Conformément à la loi Energie Climat de 2019, les offres aux tarifs réglementés de vente de gaz (TRVG) vont disparaître le 1er juillet prochain. Au total, quelque 2,6 millions de clients sont concernés, dont 2,3 millions ayant souscrit à une offre chez Engie. La Tribune fait le point, en neuf questions, sur les évolutions induites par cette disparition et ses potentielles conséquences.1 - De quoi s'agit-il ?
Le tarif réglementé de vente du gaz (TRVG) est issu du monopole d'Etat sur la commercialisation du gaz. Elle est essentiellement distribuée par Engie, mais aussi par des entreprises locales de distribution (Gaz de Bordeaux, Gaz de Strasbourg...).Il s'agit d'une offre dont le prix est encadré par les pouvoirs publics français. Si son prix est fixé par le gouvernement, après avis de la Commission de Régulation de l'Énergie (CRE), cela ne signifie pas, pour autant, que celui-ci est fixe.

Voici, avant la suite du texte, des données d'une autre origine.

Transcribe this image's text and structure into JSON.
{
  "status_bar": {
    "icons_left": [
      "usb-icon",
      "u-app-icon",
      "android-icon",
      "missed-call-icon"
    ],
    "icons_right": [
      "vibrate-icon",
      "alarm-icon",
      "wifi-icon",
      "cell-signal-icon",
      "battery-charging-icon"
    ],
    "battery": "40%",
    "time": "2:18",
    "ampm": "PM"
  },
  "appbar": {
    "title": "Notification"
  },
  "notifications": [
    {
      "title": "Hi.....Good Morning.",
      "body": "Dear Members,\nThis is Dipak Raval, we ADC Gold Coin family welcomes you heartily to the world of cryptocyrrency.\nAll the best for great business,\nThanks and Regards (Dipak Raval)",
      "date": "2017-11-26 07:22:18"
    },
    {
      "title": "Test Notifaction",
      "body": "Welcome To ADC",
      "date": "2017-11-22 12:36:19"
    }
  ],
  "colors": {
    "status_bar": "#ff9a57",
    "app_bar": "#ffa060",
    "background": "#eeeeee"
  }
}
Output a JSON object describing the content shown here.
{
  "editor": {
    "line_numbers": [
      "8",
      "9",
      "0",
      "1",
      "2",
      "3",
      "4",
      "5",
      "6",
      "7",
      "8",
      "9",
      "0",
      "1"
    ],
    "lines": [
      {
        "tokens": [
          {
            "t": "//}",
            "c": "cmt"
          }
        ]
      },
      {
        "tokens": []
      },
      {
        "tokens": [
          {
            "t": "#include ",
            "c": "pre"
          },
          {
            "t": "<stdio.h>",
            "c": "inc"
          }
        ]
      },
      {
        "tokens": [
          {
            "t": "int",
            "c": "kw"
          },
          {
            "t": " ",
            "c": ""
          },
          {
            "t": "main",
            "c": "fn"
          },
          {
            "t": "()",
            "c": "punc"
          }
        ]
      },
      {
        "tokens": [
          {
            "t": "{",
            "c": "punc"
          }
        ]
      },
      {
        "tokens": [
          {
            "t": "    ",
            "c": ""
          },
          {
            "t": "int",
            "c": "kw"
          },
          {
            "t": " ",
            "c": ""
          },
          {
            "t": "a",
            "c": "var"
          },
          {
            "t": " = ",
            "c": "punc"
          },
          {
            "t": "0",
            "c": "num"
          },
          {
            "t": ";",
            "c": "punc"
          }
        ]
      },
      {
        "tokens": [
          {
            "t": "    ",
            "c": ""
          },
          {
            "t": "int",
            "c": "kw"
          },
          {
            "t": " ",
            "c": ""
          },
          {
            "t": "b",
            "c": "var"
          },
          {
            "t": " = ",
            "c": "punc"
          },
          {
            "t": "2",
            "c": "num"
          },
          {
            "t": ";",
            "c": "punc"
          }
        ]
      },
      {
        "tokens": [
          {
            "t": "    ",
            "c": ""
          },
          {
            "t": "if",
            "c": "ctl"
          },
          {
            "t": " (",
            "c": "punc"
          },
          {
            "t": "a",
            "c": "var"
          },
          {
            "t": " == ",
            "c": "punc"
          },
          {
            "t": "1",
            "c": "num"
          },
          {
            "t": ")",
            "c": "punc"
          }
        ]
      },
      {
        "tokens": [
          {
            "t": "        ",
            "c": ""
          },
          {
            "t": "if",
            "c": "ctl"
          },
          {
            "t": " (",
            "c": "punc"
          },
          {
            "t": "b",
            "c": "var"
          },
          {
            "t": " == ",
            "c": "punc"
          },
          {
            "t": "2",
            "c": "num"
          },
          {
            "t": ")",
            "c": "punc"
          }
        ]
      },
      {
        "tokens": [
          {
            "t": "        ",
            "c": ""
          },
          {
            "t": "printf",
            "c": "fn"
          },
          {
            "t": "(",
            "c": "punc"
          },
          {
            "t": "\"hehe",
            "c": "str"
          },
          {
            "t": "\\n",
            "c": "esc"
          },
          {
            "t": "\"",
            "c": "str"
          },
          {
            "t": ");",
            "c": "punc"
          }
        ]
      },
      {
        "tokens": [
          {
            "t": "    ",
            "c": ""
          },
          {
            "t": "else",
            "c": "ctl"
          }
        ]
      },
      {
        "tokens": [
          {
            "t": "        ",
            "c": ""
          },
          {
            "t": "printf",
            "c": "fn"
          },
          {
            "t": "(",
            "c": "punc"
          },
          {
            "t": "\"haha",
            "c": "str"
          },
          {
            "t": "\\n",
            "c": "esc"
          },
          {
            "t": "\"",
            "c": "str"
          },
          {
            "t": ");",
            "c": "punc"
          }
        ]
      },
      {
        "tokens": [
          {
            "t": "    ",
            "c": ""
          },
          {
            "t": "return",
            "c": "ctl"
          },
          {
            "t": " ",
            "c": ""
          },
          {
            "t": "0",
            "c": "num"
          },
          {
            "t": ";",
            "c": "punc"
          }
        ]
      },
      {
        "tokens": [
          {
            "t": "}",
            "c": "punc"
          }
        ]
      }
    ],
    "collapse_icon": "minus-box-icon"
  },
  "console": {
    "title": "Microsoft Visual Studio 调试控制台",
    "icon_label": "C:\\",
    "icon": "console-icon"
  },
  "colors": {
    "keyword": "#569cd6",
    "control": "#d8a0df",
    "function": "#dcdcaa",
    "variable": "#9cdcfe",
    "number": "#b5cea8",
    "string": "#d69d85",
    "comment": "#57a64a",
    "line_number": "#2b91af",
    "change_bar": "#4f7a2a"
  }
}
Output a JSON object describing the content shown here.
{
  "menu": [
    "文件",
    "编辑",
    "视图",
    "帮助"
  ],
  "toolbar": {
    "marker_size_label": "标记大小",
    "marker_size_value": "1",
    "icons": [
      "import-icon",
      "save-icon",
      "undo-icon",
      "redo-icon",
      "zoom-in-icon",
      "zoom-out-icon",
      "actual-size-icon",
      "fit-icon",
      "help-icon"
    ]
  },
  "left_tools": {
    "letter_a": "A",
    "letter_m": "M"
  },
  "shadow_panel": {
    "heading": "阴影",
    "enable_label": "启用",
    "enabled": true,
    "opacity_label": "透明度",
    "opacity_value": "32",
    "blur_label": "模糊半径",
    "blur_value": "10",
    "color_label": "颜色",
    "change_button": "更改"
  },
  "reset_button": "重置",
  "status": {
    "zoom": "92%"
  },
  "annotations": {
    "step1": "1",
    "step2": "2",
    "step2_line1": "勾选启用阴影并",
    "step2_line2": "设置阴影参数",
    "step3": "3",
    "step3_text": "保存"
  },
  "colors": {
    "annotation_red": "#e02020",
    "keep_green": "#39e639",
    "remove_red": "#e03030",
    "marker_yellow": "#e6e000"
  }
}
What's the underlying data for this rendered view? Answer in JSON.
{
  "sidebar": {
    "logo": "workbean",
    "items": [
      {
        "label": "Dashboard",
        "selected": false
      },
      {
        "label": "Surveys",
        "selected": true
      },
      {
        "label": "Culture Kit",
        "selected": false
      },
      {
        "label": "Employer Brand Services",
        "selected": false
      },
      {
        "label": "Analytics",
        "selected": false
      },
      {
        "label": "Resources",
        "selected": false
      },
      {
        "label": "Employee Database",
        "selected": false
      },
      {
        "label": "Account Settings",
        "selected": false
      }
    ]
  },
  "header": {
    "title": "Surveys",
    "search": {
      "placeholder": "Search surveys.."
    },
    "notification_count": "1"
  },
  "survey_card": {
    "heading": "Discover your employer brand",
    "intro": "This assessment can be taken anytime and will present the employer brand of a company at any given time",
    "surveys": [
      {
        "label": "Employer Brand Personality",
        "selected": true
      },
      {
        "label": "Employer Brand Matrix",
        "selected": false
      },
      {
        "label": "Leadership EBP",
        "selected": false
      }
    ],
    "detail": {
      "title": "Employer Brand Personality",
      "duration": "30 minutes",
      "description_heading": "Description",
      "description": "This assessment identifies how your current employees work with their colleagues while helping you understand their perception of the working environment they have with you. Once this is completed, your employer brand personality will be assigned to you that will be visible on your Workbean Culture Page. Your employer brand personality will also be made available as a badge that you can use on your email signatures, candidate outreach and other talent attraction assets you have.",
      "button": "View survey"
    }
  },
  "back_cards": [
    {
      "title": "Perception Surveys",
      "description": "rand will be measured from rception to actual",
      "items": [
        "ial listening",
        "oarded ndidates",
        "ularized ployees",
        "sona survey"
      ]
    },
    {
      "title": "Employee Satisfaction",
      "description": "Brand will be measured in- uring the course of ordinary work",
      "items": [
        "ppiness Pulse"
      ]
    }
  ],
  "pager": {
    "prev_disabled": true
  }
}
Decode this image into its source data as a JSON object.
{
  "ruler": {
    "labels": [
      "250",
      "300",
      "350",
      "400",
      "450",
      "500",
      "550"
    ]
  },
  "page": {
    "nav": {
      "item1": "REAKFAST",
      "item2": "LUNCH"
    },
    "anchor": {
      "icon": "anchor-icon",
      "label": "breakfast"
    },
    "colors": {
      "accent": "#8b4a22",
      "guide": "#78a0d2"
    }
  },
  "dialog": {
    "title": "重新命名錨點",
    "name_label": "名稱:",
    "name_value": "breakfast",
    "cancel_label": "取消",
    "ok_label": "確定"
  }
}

Il s'agit, en effet, d'une offre indexée. « Ce qui signifie que le prix du kilowattheure peut varier tous les mois », a précisé Florence Fouquet, directrice des clients particuliers chez Engie, lors d'un point presse ce mercredi. Son montant se voit ainsi actualisé tous les mois afin de refléter les prix sur le marché de gros du gaz, selon une formule de la CRE censée reproduire les coûts d'approvisionnement des fournisseurs. Ainsi, le TRVG ne préserve pas, en lui-même, les consommateurs de la volatilité des cours.
Cette offre n'existera plus à partir du 1er juillet prochain. Sa disparition à venir est orchestrée par la loi Énergie Climat promulguée en 2019. Laquelle reprend une décision du Conseil d'Etat, qui l'a jugé contraire au droit européen. Bruxelles défend, en effet, la concurrence entre les fournisseurs de gaz sans que l'un d'eux ne profite d'un avantage historique dans l'optique de multiplier les offres attractives pour les consommateurs.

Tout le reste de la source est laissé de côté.